Le document Approche systémique de la toxicomanie au Canada : Recommandations pour une stratégie nationale sur le traitement est l’aboutissement des travaux d’un groupe de travail pancanadien créé en 2007 et chargé d’améliorer la qualité, l’accessibilité et la gamme des options de traitement pour la toxicomanie – l’une des 13 priorités du Cadre national d’action pour réduire les méfaits liés à l’alcool et aux autres drogues et substances au Canada. Des organismes ont décidé de prendre en charge et d’appuyer cette priorité, soit les Services de santé mentale et de toxicomanie de la Colombie-Britannique, le Centre de toxicomanie et de santé mentale et le Centre canadien de lutte contre l’alcoolisme et les toxicomanies. Les membres du groupe provenaient de divers secteurs, territoires et provinces et possédaient de l’expérience et de l’expertise clinique, politique, gouvernementale, communautaire et sur les Premières nations, les Inuits, la clientèle et les soignants. De plus, la coprésidence du groupe était assurée par deux représentants du Conseil exécutif canadien sur les toxicomanies (CECT), soit Gail Czukar, du Centre de toxicomanie et de santé mentale, et Patrick Smith, des Services de santé mentale et de toxicomanie de la C.-B. Le groupe s’est inspiré de documents portant sur les connaissances actuelles et les pratiques exemplaires ainsi que de son expertise pour rédiger un rapport factuel complet.

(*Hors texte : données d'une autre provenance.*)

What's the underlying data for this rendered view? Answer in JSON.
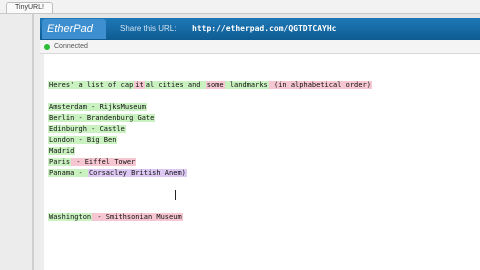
{
  "browser": {
    "tab_title": "TinyURL!"
  },
  "header": {
    "logo": "EtherPad",
    "share_label": "Share this URL:",
    "share_url": "http://etherpad.com/QGTDTCAYHc"
  },
  "status": {
    "text": "Connected"
  },
  "editor": {
    "lines": [
      {
        "segments": [
          {
            "text": "Heres' a list of cap",
            "color": "g"
          },
          {
            "text": "it",
            "color": "p"
          },
          {
            "text": "al cities and ",
            "color": "g"
          },
          {
            "text": "some",
            "color": "p"
          },
          {
            "text": " landmarks",
            "color": "g"
          },
          {
            "text": " (in alphabetical order)",
            "color": "p"
          }
        ]
      },
      {
        "segments": []
      },
      {
        "segments": [
          {
            "text": "Amsterdam - RijksMuseum",
            "color": "g"
          }
        ]
      },
      {
        "segments": [
          {
            "text": "Berlin - Brandenburg Gate",
            "color": "g"
          }
        ]
      },
      {
        "segments": [
          {
            "text": "Edinburgh - Castle",
            "color": "g"
          }
        ]
      },
      {
        "segments": [
          {
            "text": "London - Big Ben",
            "color": "g"
          }
        ]
      },
      {
        "segments": [
          {
            "text": "Madrid",
            "color": "g"
          }
        ]
      },
      {
        "segments": [
          {
            "text": "Paris",
            "color": "g"
          },
          {
            "text": " - Eiffel Tower",
            "color": "p"
          }
        ]
      },
      {
        "segments": [
          {
            "text": "Panama - ",
            "color": "g"
          },
          {
            "text": "Corsacley British Anem)",
            "color": "v"
          }
        ]
      },
      {
        "segments": []
      },
      {
        "segments": []
      },
      {
        "segments": []
      },
      {
        "segments": [
          {
            "text": "Washington",
            "color": "g"
          },
          {
            "text": " - Smithsonian Museum",
            "color": "p"
          }
        ]
      }
    ]
  }
}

Le Groupe de travail sur la stratégie nationale sur le traitement s’est inspiré de cinq documents pour susciter la discussion et rédiger le rapport final. Au nom du groupe de travail, les coprésidents voudraient souligner l’aide précieuse apportée par les auteurs de ces documents :

Responding to the Risks and Harms of Problem Substance Use: Rethinking the Continuum of Care
Deborah Ross, Services de santé mentale et de toxicomanie de la C.-B.
Wayne Skinner, Centre de toxicomanie et de santé mentale
David Brown, Services de santé mentale et de toxicomanie de la C.-B.

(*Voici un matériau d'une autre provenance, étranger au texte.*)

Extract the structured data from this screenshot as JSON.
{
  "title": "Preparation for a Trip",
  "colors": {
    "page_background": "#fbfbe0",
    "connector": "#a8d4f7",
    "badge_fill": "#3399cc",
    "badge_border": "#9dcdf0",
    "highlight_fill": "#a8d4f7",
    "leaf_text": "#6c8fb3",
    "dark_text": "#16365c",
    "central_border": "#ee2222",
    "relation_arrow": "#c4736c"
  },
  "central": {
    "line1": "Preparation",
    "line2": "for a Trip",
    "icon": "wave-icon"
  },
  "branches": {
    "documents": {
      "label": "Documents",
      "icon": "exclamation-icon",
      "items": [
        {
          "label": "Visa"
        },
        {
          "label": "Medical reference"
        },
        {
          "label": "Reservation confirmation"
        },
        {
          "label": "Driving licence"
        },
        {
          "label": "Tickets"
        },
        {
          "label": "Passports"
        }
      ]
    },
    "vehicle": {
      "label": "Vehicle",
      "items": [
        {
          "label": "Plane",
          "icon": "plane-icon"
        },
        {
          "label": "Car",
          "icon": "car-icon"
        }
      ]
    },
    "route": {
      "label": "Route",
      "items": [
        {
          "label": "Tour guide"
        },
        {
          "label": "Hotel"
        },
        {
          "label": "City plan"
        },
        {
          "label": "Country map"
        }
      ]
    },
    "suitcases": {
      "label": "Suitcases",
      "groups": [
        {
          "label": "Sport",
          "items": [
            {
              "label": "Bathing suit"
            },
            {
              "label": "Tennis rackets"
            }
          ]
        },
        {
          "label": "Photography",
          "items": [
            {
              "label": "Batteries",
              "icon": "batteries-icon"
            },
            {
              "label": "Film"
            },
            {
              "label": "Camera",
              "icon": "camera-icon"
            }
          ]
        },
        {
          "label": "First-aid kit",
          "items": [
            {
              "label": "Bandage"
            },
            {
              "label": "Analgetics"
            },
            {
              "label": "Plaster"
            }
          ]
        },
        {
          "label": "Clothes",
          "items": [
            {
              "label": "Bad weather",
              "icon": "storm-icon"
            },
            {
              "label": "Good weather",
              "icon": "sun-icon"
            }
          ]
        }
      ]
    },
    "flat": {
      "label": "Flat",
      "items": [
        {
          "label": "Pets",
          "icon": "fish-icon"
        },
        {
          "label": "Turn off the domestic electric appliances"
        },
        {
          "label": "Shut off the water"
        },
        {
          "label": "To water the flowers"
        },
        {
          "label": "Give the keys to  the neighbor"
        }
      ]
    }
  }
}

Background Paper on Substance Abuse Treatment Indicators and Performance Monitoring in Canada
Gerald Thomas, Centre de recherche en toxicomanie de la C.-B.

Improving Practice in Substance Use Treatment Through Knowledge Exchange: Promoting Synergies Between Research and Practice
Peter Coleridge, Services de santé mentale et de toxicomanie de la C.-B.
Dan Reist, Centre de recherche en toxicomanie de la C.-B.
Eugenia Didenko, Centre de recherche en toxicomanie de la C.-B.
David Brown, Services de santé mentale et de toxicomanie de la C.-B.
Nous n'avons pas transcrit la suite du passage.